Note that, for some applications, the TTP could be the user himself: The user (or an organization that the user was part of) could self-certify keys. Organizations or persons who "trust" that user could rely on that intermediate key.

Microsoft will not allow any applications to gain access to the SSC machine key without the user's consent, and we expect that key to be used only when generating new pseudonyms (random RSA keys) or when migrating sealed secrets from one "Palladium" device to another.

Q: Are the keys stored on the SSC renewable?

A: No, but neither are they retrievable in any practical way. It's technically conceivable that a dedicated hacker could pull the SSC from the motherboard and physically attack it in a way that would produce the key, but this would be an extreme case and even then would only affect the single machine (i.e., it would not be a "BORE," break once run everywhere, attack). And it would require physical access to the machine.

Q: I've seen claims that "Palladium" will undermine the GPL. Is that true?

A: The claims that we've seen along these lines stem from the fact that the TCPA platform has some features that are accessible only to TCPA-certified software. So if you have source code to a piece of software that uses these features, and if you make changes to the source and recompile, you'd need to obtain a new license for the software from the TCPA: This concern is not an issue with "Palladium" because "Palladium" does not contain any restricted-access functions (except for functions restricted by the user); any nexus loaded into "Palladium" can access all "Palladium" security features for itself. Nexus B cannot access nexus A's secrets stored with "Palladium," but nexus B can always seal its own secrets without needing to hold a special license (from Microsoft or anyone else).

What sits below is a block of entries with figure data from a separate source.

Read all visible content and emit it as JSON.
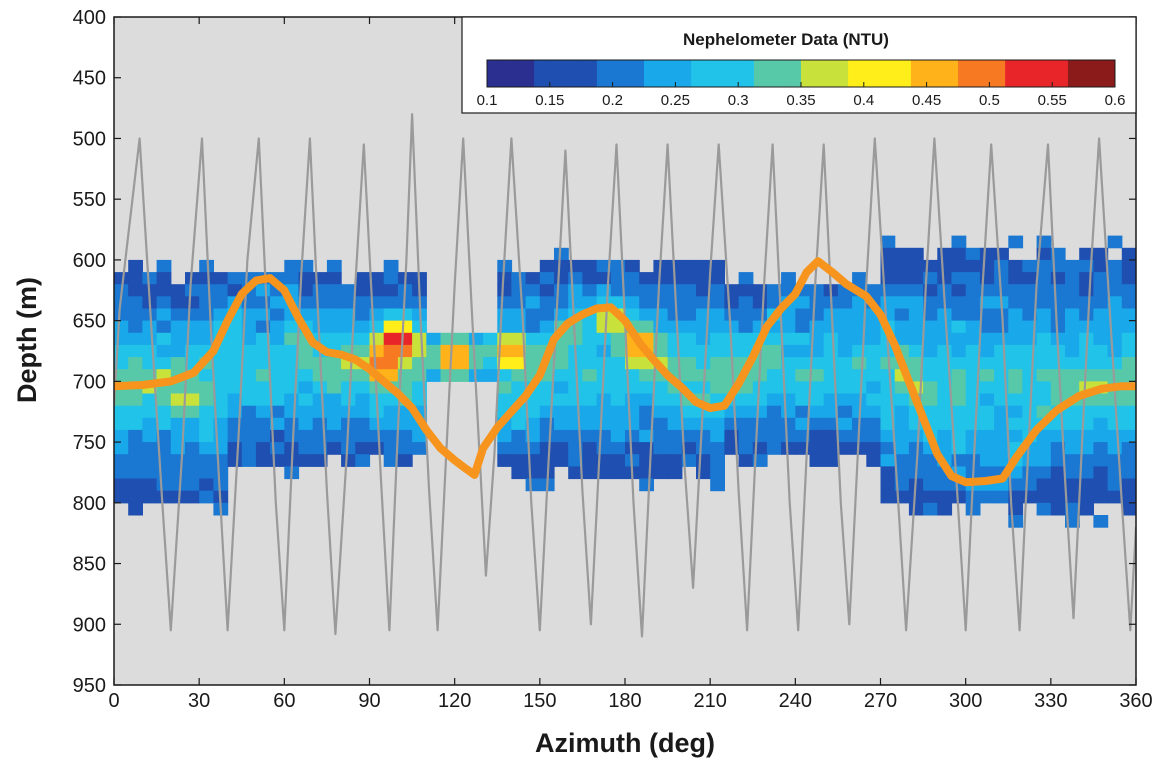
{
  "chart_data": {
    "type": "heatmap",
    "xlabel": "Azimuth (deg)",
    "ylabel": "Depth (m)",
    "xlim": [
      0,
      360
    ],
    "ylim": [
      400,
      950
    ],
    "y_inverted": true,
    "x_ticks": [
      0,
      30,
      60,
      90,
      120,
      150,
      180,
      210,
      240,
      270,
      300,
      330,
      360
    ],
    "y_ticks": [
      400,
      450,
      500,
      550,
      600,
      650,
      700,
      750,
      800,
      850,
      900,
      950
    ],
    "grid": false,
    "background_color": "#dcdcdc",
    "colorbar": {
      "title": "Nephelometer Data (NTU)",
      "position": "top-right",
      "ticks": [
        "0.1",
        "0.15",
        "0.2",
        "0.25",
        "0.3",
        "0.35",
        "0.4",
        "0.45",
        "0.5",
        "0.55",
        "0.6"
      ],
      "range": [
        0.1,
        0.6
      ],
      "colors": [
        "#2b2f8f",
        "#1f4fb0",
        "#1a78d2",
        "#19a8ea",
        "#21c3e8",
        "#58c9a8",
        "#c9e23b",
        "#ffee1a",
        "#ffb21a",
        "#f77a22",
        "#e8262a",
        "#8b1a1a"
      ]
    },
    "zigzag_track": {
      "color": "#9a9a9a",
      "points": [
        [
          0,
          720
        ],
        [
          2,
          640
        ],
        [
          5,
          580
        ],
        [
          9,
          500
        ],
        [
          13,
          650
        ],
        [
          17,
          800
        ],
        [
          20,
          905
        ],
        [
          24,
          760
        ],
        [
          27,
          620
        ],
        [
          31,
          500
        ],
        [
          34,
          650
        ],
        [
          37,
          780
        ],
        [
          40,
          905
        ],
        [
          44,
          740
        ],
        [
          47,
          600
        ],
        [
          51,
          500
        ],
        [
          54,
          650
        ],
        [
          57,
          800
        ],
        [
          60,
          905
        ],
        [
          63,
          750
        ],
        [
          66,
          610
        ],
        [
          69,
          500
        ],
        [
          72,
          650
        ],
        [
          75,
          790
        ],
        [
          78,
          908
        ],
        [
          82,
          760
        ],
        [
          85,
          620
        ],
        [
          88,
          505
        ],
        [
          91,
          640
        ],
        [
          94,
          780
        ],
        [
          97,
          905
        ],
        [
          100,
          740
        ],
        [
          103,
          600
        ],
        [
          105,
          480
        ],
        [
          108,
          650
        ],
        [
          111,
          790
        ],
        [
          114,
          905
        ],
        [
          117,
          760
        ],
        [
          120,
          620
        ],
        [
          123,
          500
        ],
        [
          126,
          640
        ],
        [
          129,
          770
        ],
        [
          131,
          860
        ],
        [
          134,
          760
        ],
        [
          137,
          620
        ],
        [
          140,
          500
        ],
        [
          144,
          650
        ],
        [
          147,
          800
        ],
        [
          150,
          905
        ],
        [
          153,
          770
        ],
        [
          156,
          640
        ],
        [
          159,
          510
        ],
        [
          162,
          650
        ],
        [
          165,
          790
        ],
        [
          168,
          900
        ],
        [
          171,
          760
        ],
        [
          174,
          620
        ],
        [
          177,
          505
        ],
        [
          180,
          650
        ],
        [
          183,
          800
        ],
        [
          186,
          910
        ],
        [
          189,
          760
        ],
        [
          192,
          620
        ],
        [
          195,
          505
        ],
        [
          198,
          640
        ],
        [
          201,
          770
        ],
        [
          204,
          870
        ],
        [
          207,
          740
        ],
        [
          210,
          610
        ],
        [
          213,
          505
        ],
        [
          217,
          650
        ],
        [
          220,
          790
        ],
        [
          223,
          905
        ],
        [
          226,
          760
        ],
        [
          229,
          620
        ],
        [
          232,
          505
        ],
        [
          235,
          650
        ],
        [
          238,
          800
        ],
        [
          241,
          905
        ],
        [
          244,
          760
        ],
        [
          247,
          620
        ],
        [
          250,
          505
        ],
        [
          253,
          650
        ],
        [
          256,
          800
        ],
        [
          259,
          900
        ],
        [
          262,
          760
        ],
        [
          265,
          620
        ],
        [
          268,
          500
        ],
        [
          272,
          650
        ],
        [
          276,
          790
        ],
        [
          279,
          905
        ],
        [
          283,
          760
        ],
        [
          286,
          620
        ],
        [
          289,
          500
        ],
        [
          293,
          650
        ],
        [
          297,
          790
        ],
        [
          300,
          905
        ],
        [
          303,
          760
        ],
        [
          306,
          620
        ],
        [
          309,
          505
        ],
        [
          313,
          650
        ],
        [
          316,
          800
        ],
        [
          319,
          905
        ],
        [
          322,
          760
        ],
        [
          325,
          620
        ],
        [
          329,
          505
        ],
        [
          332,
          650
        ],
        [
          335,
          780
        ],
        [
          338,
          895
        ],
        [
          341,
          750
        ],
        [
          344,
          610
        ],
        [
          347,
          500
        ],
        [
          351,
          650
        ],
        [
          355,
          800
        ],
        [
          358,
          905
        ],
        [
          360,
          820
        ]
      ]
    },
    "smooth_track": {
      "color": "#f7941d",
      "points": [
        [
          0,
          704
        ],
        [
          10,
          703
        ],
        [
          20,
          700
        ],
        [
          28,
          693
        ],
        [
          35,
          675
        ],
        [
          40,
          650
        ],
        [
          45,
          628
        ],
        [
          50,
          617
        ],
        [
          55,
          615
        ],
        [
          60,
          625
        ],
        [
          65,
          648
        ],
        [
          70,
          668
        ],
        [
          75,
          676
        ],
        [
          80,
          678
        ],
        [
          85,
          682
        ],
        [
          90,
          690
        ],
        [
          95,
          700
        ],
        [
          100,
          710
        ],
        [
          105,
          722
        ],
        [
          110,
          740
        ],
        [
          115,
          755
        ],
        [
          120,
          765
        ],
        [
          124,
          772
        ],
        [
          127,
          777
        ],
        [
          130,
          755
        ],
        [
          135,
          738
        ],
        [
          140,
          725
        ],
        [
          145,
          712
        ],
        [
          150,
          695
        ],
        [
          155,
          665
        ],
        [
          160,
          652
        ],
        [
          165,
          645
        ],
        [
          170,
          640
        ],
        [
          175,
          639
        ],
        [
          180,
          650
        ],
        [
          185,
          668
        ],
        [
          190,
          682
        ],
        [
          195,
          695
        ],
        [
          200,
          705
        ],
        [
          205,
          717
        ],
        [
          210,
          722
        ],
        [
          215,
          720
        ],
        [
          220,
          702
        ],
        [
          225,
          680
        ],
        [
          230,
          655
        ],
        [
          235,
          640
        ],
        [
          240,
          628
        ],
        [
          244,
          610
        ],
        [
          248,
          601
        ],
        [
          253,
          610
        ],
        [
          258,
          620
        ],
        [
          265,
          630
        ],
        [
          270,
          645
        ],
        [
          275,
          670
        ],
        [
          280,
          700
        ],
        [
          285,
          730
        ],
        [
          290,
          760
        ],
        [
          295,
          778
        ],
        [
          300,
          783
        ],
        [
          307,
          782
        ],
        [
          313,
          780
        ],
        [
          318,
          762
        ],
        [
          325,
          740
        ],
        [
          332,
          724
        ],
        [
          340,
          712
        ],
        [
          348,
          706
        ],
        [
          355,
          704
        ],
        [
          360,
          704
        ]
      ]
    },
    "nephelometer_field": {
      "grid_azimuth_step": 5,
      "grid_depth_step": 10,
      "hotspots": [
        {
          "azimuth": 100,
          "depth": 668,
          "ntu": 0.58
        },
        {
          "azimuth": 95,
          "depth": 685,
          "ntu": 0.54
        },
        {
          "azimuth": 120,
          "depth": 680,
          "ntu": 0.5
        },
        {
          "azimuth": 140,
          "depth": 676,
          "ntu": 0.47
        },
        {
          "azimuth": 185,
          "depth": 672,
          "ntu": 0.5
        },
        {
          "azimuth": 175,
          "depth": 650,
          "ntu": 0.41
        },
        {
          "azimuth": 25,
          "depth": 715,
          "ntu": 0.38
        },
        {
          "azimuth": 65,
          "depth": 665,
          "ntu": 0.35
        },
        {
          "azimuth": 160,
          "depth": 660,
          "ntu": 0.34
        }
      ]
    }
  }
}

Of course, because "Palladium" exposes a programming model, it would be possible for someone to build a "Palladium" nexus that would restrict access to itself to some set of licensed applications. And, recursively, one could write an application on top of a nexus that restricted access to itself. But a firm design principle with "Palladium" is that the hardware and software itself will not have any such restrictions.

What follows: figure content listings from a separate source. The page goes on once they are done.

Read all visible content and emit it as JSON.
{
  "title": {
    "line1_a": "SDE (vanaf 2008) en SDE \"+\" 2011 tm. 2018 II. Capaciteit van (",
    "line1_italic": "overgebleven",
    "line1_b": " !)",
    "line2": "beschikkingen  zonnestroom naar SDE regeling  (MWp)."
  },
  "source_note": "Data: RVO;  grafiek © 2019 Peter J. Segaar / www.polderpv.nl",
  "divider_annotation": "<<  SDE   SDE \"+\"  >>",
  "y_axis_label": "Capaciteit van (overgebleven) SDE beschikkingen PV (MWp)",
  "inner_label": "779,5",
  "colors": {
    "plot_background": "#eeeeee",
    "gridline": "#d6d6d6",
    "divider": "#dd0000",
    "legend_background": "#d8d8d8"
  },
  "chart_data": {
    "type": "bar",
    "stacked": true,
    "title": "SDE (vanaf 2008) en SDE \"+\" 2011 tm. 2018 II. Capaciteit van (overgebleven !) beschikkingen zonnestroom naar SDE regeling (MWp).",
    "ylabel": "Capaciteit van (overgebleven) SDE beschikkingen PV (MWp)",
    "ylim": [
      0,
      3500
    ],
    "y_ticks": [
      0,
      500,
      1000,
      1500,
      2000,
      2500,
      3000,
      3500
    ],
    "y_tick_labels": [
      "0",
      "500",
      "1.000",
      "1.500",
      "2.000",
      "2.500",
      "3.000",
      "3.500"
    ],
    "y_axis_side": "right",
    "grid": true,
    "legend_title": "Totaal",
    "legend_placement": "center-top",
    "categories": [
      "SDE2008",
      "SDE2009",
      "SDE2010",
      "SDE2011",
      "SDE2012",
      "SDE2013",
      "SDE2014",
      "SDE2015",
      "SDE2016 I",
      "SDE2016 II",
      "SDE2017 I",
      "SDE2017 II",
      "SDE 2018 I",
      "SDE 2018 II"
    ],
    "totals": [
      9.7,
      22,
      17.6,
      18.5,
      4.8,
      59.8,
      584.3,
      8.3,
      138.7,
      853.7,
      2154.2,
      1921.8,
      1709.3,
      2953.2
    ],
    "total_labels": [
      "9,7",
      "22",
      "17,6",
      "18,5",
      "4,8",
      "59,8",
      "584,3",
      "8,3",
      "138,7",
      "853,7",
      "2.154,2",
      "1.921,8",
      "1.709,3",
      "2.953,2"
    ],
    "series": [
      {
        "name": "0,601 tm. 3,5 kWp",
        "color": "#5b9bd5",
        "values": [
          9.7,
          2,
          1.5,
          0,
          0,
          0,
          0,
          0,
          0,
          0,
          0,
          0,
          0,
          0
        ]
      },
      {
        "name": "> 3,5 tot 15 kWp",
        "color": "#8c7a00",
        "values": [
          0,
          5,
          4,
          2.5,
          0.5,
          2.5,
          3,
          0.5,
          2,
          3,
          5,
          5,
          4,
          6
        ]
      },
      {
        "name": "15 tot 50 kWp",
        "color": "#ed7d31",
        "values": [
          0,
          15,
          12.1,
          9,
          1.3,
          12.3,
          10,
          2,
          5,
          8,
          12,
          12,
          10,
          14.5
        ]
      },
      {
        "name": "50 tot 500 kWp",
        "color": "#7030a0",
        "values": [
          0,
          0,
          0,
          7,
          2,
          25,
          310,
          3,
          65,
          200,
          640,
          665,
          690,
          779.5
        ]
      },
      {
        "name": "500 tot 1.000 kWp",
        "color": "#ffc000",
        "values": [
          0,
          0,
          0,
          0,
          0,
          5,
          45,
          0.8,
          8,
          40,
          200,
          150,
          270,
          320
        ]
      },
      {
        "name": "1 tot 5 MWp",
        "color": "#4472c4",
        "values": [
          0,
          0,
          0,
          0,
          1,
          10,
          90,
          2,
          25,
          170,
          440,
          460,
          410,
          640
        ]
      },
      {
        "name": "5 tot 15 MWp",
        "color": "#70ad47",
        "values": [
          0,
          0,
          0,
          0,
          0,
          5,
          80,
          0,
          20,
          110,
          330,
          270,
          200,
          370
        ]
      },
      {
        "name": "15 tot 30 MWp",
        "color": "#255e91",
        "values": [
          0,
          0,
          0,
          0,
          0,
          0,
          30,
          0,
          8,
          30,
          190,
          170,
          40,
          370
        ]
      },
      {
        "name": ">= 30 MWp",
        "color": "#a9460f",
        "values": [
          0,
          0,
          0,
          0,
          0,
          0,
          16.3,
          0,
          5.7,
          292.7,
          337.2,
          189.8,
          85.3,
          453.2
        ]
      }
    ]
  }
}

Q: How can anyone be sure that "Palladium" does exactly what you claim it does?

A: We have attempted to make the trusted computing base (TCB) of "Palladium" as small as possible, since it is the TCB that ultimately enforces "Palladium"-based policies (and could bypass them). We will make widely available for review the source code of the critical piece of enabling software, the nexus, so that it can be evaluated and validated by third parties.

Q: Can Linux, FreeBSD or another open source OS run on "Palladium" hardware?

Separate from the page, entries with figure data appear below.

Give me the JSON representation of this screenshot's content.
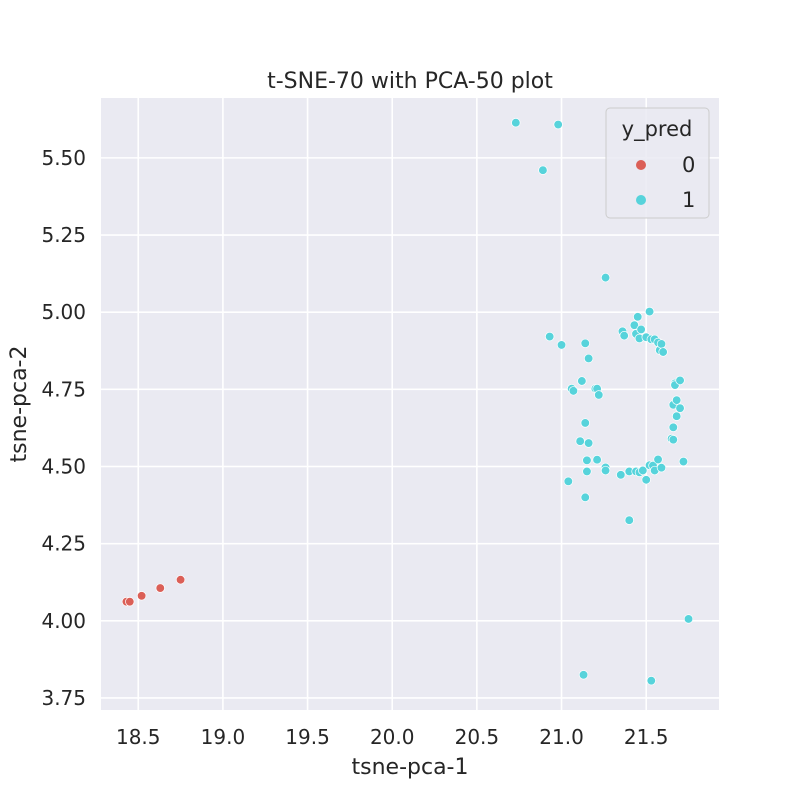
{
  "chart_data": {
    "type": "scatter",
    "title": "t-SNE-70 with PCA-50 plot",
    "xlabel": "tsne-pca-1",
    "ylabel": "tsne-pca-2",
    "xlim": [
      18.28,
      21.93
    ],
    "ylim": [
      3.711,
      5.694
    ],
    "xticks": [
      18.5,
      19.0,
      19.5,
      20.0,
      20.5,
      21.0,
      21.5
    ],
    "xtick_labels": [
      "18.5",
      "19.0",
      "19.5",
      "20.0",
      "20.5",
      "21.0",
      "21.5"
    ],
    "yticks": [
      3.75,
      4.0,
      4.25,
      4.5,
      4.75,
      5.0,
      5.25,
      5.5
    ],
    "ytick_labels": [
      "3.75",
      "4.00",
      "4.25",
      "4.50",
      "4.75",
      "5.00",
      "5.25",
      "5.50"
    ],
    "grid": true,
    "legend": {
      "title": "y_pred",
      "placement": "top-right"
    },
    "series": [
      {
        "name": "0",
        "color": "#db5f57",
        "points": [
          [
            18.43,
            4.062
          ],
          [
            18.45,
            4.062
          ],
          [
            18.52,
            4.081
          ],
          [
            18.63,
            4.106
          ],
          [
            18.75,
            4.133
          ]
        ]
      },
      {
        "name": "1",
        "color": "#57d3db",
        "points": [
          [
            20.73,
            5.614
          ],
          [
            20.98,
            5.608
          ],
          [
            20.89,
            5.46
          ],
          [
            21.26,
            5.112
          ],
          [
            21.52,
            5.002
          ],
          [
            20.93,
            4.921
          ],
          [
            21.0,
            4.894
          ],
          [
            21.36,
            4.938
          ],
          [
            21.37,
            4.924
          ],
          [
            21.43,
            4.958
          ],
          [
            21.45,
            4.985
          ],
          [
            21.44,
            4.93
          ],
          [
            21.46,
            4.915
          ],
          [
            21.47,
            4.944
          ],
          [
            21.5,
            4.919
          ],
          [
            21.53,
            4.912
          ],
          [
            21.55,
            4.912
          ],
          [
            21.57,
            4.902
          ],
          [
            21.58,
            4.877
          ],
          [
            21.59,
            4.897
          ],
          [
            21.6,
            4.871
          ],
          [
            21.14,
            4.899
          ],
          [
            21.16,
            4.85
          ],
          [
            21.12,
            4.777
          ],
          [
            21.06,
            4.752
          ],
          [
            21.07,
            4.745
          ],
          [
            21.2,
            4.752
          ],
          [
            21.21,
            4.752
          ],
          [
            21.22,
            4.732
          ],
          [
            21.14,
            4.641
          ],
          [
            21.11,
            4.582
          ],
          [
            21.16,
            4.576
          ],
          [
            21.15,
            4.52
          ],
          [
            21.21,
            4.522
          ],
          [
            21.26,
            4.497
          ],
          [
            21.26,
            4.487
          ],
          [
            21.15,
            4.484
          ],
          [
            21.04,
            4.452
          ],
          [
            21.14,
            4.4
          ],
          [
            21.4,
            4.326
          ],
          [
            21.35,
            4.473
          ],
          [
            21.4,
            4.484
          ],
          [
            21.44,
            4.484
          ],
          [
            21.46,
            4.481
          ],
          [
            21.48,
            4.487
          ],
          [
            21.5,
            4.457
          ],
          [
            21.52,
            4.504
          ],
          [
            21.54,
            4.503
          ],
          [
            21.55,
            4.487
          ],
          [
            21.57,
            4.523
          ],
          [
            21.59,
            4.496
          ],
          [
            21.65,
            4.59
          ],
          [
            21.66,
            4.587
          ],
          [
            21.66,
            4.627
          ],
          [
            21.66,
            4.7
          ],
          [
            21.67,
            4.769
          ],
          [
            21.67,
            4.764
          ],
          [
            21.68,
            4.715
          ],
          [
            21.68,
            4.663
          ],
          [
            21.7,
            4.689
          ],
          [
            21.7,
            4.779
          ],
          [
            21.72,
            4.516
          ],
          [
            21.75,
            4.006
          ],
          [
            21.13,
            3.825
          ],
          [
            21.53,
            3.806
          ]
        ]
      }
    ]
  }
}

A: Virtually anything that runs on a Windows-based machine today will still run on a "Palladium" machine (there are some esoteric exceptions1). If you currently have a machine that runs both Linux and Windows, you would be able to have that same functionality on a "Palladium" machine.

Q: Could Linux, FreeBSD or another open source OS create similar trust architecture?

A: From a technology perspective, it will be possible to develop a nexus for other operating systems on the hardware of a "Palladium" PC. The "Palladium" PC design is covered by patents, and there will be intellectual property issues to be resolved. It is too early to speculate on how those issues might be addressed.

1 [support] Matthew Astley: [ukcrypto] Virus scanners under TCPA <--> MS TCPA FAQThese exceptions would include the following[support] Matthew Astley: [ukcrypto] Virus scanners under TCPA <--> MS TCPA FAQ:

  1. Debuggers will need to be updated to work in the "Palladium" environment, but they can still work.
  2. Some special performance tools will need to be updated.
  3. Software that writes directly to TCPA hardware will need to be updated.
  4. Memory scrub routines (at the hardware level) will need attention.
  5. Third-party crash dump software may need to be updated.
  6. BIOS mode hibernation features will need to be updated to work with "Palladium."